Parece-me interessante ver que Israel não tinha prisões, Deus não instituiu as prisões a acreditar no Antigo Testamento, isso é criação nossa, por razões humanistas e humanizadas.
Referimos Jesus e o evangelho como mudança de paradigma, e eu percebo o argumento, mas não sei se é forte o suficiente. Jesus aboliu a pena de morte à mulher adúltera, não tanto pegando na pena de morte, mas na hipocrisia daqueles homens, e aqui vejo não tanto uma acção legisladora, mas messianica.
Deus não é só amor, Deus é justiça e não só justo, já que me parece que a palavra justiça pode ter uma conotação superior à da palavra justo, e tantas outras coisas mais. Compartimentá-lo pode ser um erro de lesa majestade (no verdadeiro sentido da palavra). Sei que Deus é soberano e devemos deixar tudo nas suas mãos, e o irmão chama-nos ao perdão, mas deveríamos nós apedrejar a pena de morte?
Encare esta tentativa de explicação dos meus pensamentos como uma pergunta, como vê você esta questão?
Um bem haja
TF

10:59 PM  
Blogger Sergio Paulo said...

A Idade Média, também conhecida por Idada das Trevas, nome dado devido à apologia clara e explícita à violência, confusão e grotescas relações de humanidade, foi descrita por Jacques Le Goff em seu A civilização do Ocidente Medieval, ed. Edusc, da seguinte forma:
“ A violência já era conhecida no mundo antigo, mas ao ser desencadeada pelos Bárbaros (invasões do século 5º) ganhou uma força inaudita. O gládio, a espada longa que virá a ser a arma dos cavaleiros, estendeu sua sombra mortífera no Ocidente.Os Homens da Idade Média eram filhos de Bárbaros como os Alanos descritos por Amiano Marcelino:” O prazer que os espíritos amáveis e pacíficos encontram num passatempo instrutivo eles encontram nos perigos e na guerra. Aos seus olhos, a suprema felicidade é perder a vida no campo de batalha, morrer de velhice ou por acidente é um opróbrio e uma vergonha que eles cobrem de injúria, matar um homem é uma prova de heroísmo que desperta muitos elogios. O mais glorioso troféu é a cabeleira de um inimigo escalpado, a qual é usada de enfeite nos cavalos de guerra. Não se vê entre eles nem templo nem santuário. Tal paixão pela destruição é expressa por Fredegário, cronista do século 7º, através da exortação da mãe de um rei bárbaro ao filho: “Se queres realizar um grande feito e ganhar um grande nome destrua tudo o que os outros construíram e massacre todo povo que venceres...” (A civilização do ocidente medieval, p 27 e 28)
Vejo o renascer de uma Idade das Trevas, onde a violência é tratada como algo comum, banalizada e muitas vezes, a maioria, incentivada através de diversos meios e veículos como a mídia escrita, televisiva e cinematográfica.
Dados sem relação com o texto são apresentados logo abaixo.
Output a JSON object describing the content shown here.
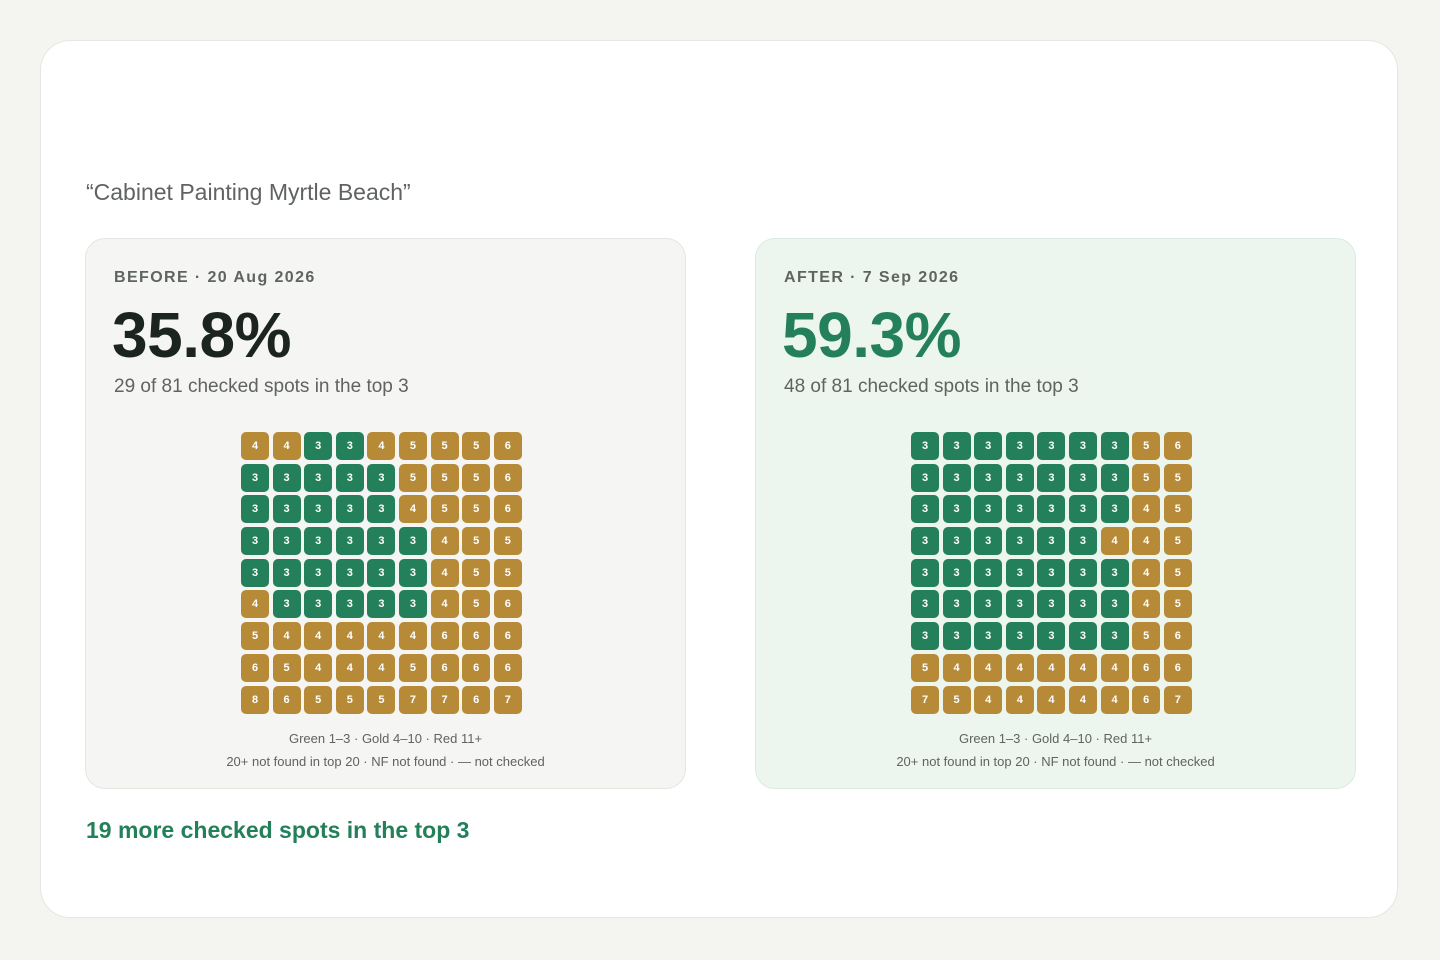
{
  "keyword": "“Cabinet Painting Myrtle Beach”",
  "colors": {
    "green": "#23805a",
    "gold": "#b68a36",
    "red": "#c0392b"
  },
  "before": {
    "label": "BEFORE · 20 Aug 2026",
    "percent": "35.8%",
    "subtext": "29 of 81 checked spots in the top 3",
    "legend_line1": "Green 1–3 · Gold 4–10 · Red 11+",
    "legend_line2": "20+ not found in top 20 · NF not found · — not checked",
    "grid": [
      [
        4,
        4,
        3,
        3,
        4,
        5,
        5,
        5,
        6
      ],
      [
        3,
        3,
        3,
        3,
        3,
        5,
        5,
        5,
        6
      ],
      [
        3,
        3,
        3,
        3,
        3,
        4,
        5,
        5,
        6
      ],
      [
        3,
        3,
        3,
        3,
        3,
        3,
        4,
        5,
        5
      ],
      [
        3,
        3,
        3,
        3,
        3,
        3,
        4,
        5,
        5
      ],
      [
        4,
        3,
        3,
        3,
        3,
        3,
        4,
        5,
        6
      ],
      [
        5,
        4,
        4,
        4,
        4,
        4,
        6,
        6,
        6
      ],
      [
        6,
        5,
        4,
        4,
        4,
        5,
        6,
        6,
        6
      ],
      [
        8,
        6,
        5,
        5,
        5,
        7,
        7,
        6,
        7
      ]
    ]
  },
  "after": {
    "label": "AFTER · 7 Sep 2026",
    "percent": "59.3%",
    "subtext": "48 of 81 checked spots in the top 3",
    "legend_line1": "Green 1–3 · Gold 4–10 · Red 11+",
    "legend_line2": "20+ not found in top 20 · NF not found · — not checked",
    "grid": [
      [
        3,
        3,
        3,
        3,
        3,
        3,
        3,
        5,
        6
      ],
      [
        3,
        3,
        3,
        3,
        3,
        3,
        3,
        5,
        5
      ],
      [
        3,
        3,
        3,
        3,
        3,
        3,
        3,
        4,
        5
      ],
      [
        3,
        3,
        3,
        3,
        3,
        3,
        4,
        4,
        5
      ],
      [
        3,
        3,
        3,
        3,
        3,
        3,
        3,
        4,
        5
      ],
      [
        3,
        3,
        3,
        3,
        3,
        3,
        3,
        4,
        5
      ],
      [
        3,
        3,
        3,
        3,
        3,
        3,
        3,
        5,
        6
      ],
      [
        5,
        4,
        4,
        4,
        4,
        4,
        4,
        6,
        6
      ],
      [
        7,
        5,
        4,
        4,
        4,
        4,
        4,
        6,
        7
      ]
    ]
  },
  "summary": "19 more checked spots in the top 3"
}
O “comum” que digo é o cotidiano, corriqueiro e simples. Transforma emoções humanas em cifras, tiragens, edições, bilheteria, IBOPE, votos. Barateia as relações humanas. Matar torna-se um ato normal, sem valor e esvaziado de quaisquer conteúdos significativos. O pior de tudo é a incitação, a apologia à violência e a conclamação de toda sociedade pela justiça a qualquer preço. Ele matou, ele deve morrer. Não. Não somos juízes.
Conclamo sim, ao perdão, à justiça e à graça de Deus. Olhemos uns para os outros a partir do amor de Cristo. Rogo pela misericórdia de Deus na vida da família do menino João Hélio, e pela Sua justiça aos seus executores.
E que a Nova Idade das Trevas deixe espaço ao Novo Renascimento, mas desta vez em Cristo Jesus. Ora vem Senhor Jesus!!

11:52 PM  
Blogger Alysson Amorim said...

Sim, o Estado Democrático de Direito é justamente aquele em que todos os setores têm voz e vez, inclusive as minorias.

A lei deve ser aplicada ao criminoso e a pena executada, mas todo este processo deve realizar-se em obediência a Carta Constitucional, que consubstancia valores de inequívoca inspiração evangélica, como a dignidade da pessoa humana. Se a lei traí esses valores, o que ocorre com frequência, sua aplicação deve ser afastada. Se a execução da pena tratora estes princípios, o que ocorre com mais frequência ainda, tal execução deve ser questionada.

Quem questionará a lei viciada? Quem gritará contra a senteça executada na contramão dos direitos humanos positivados em nossa Constituição? Aqui a Igreja deveria atuar com mais frequência, questionando a inconstitucionalidade de leis e de de execuções penais, atuando ativamente na construção de uma sociedade democrática e tolerante.

Ali e também no processo legislativo, na produção das leis.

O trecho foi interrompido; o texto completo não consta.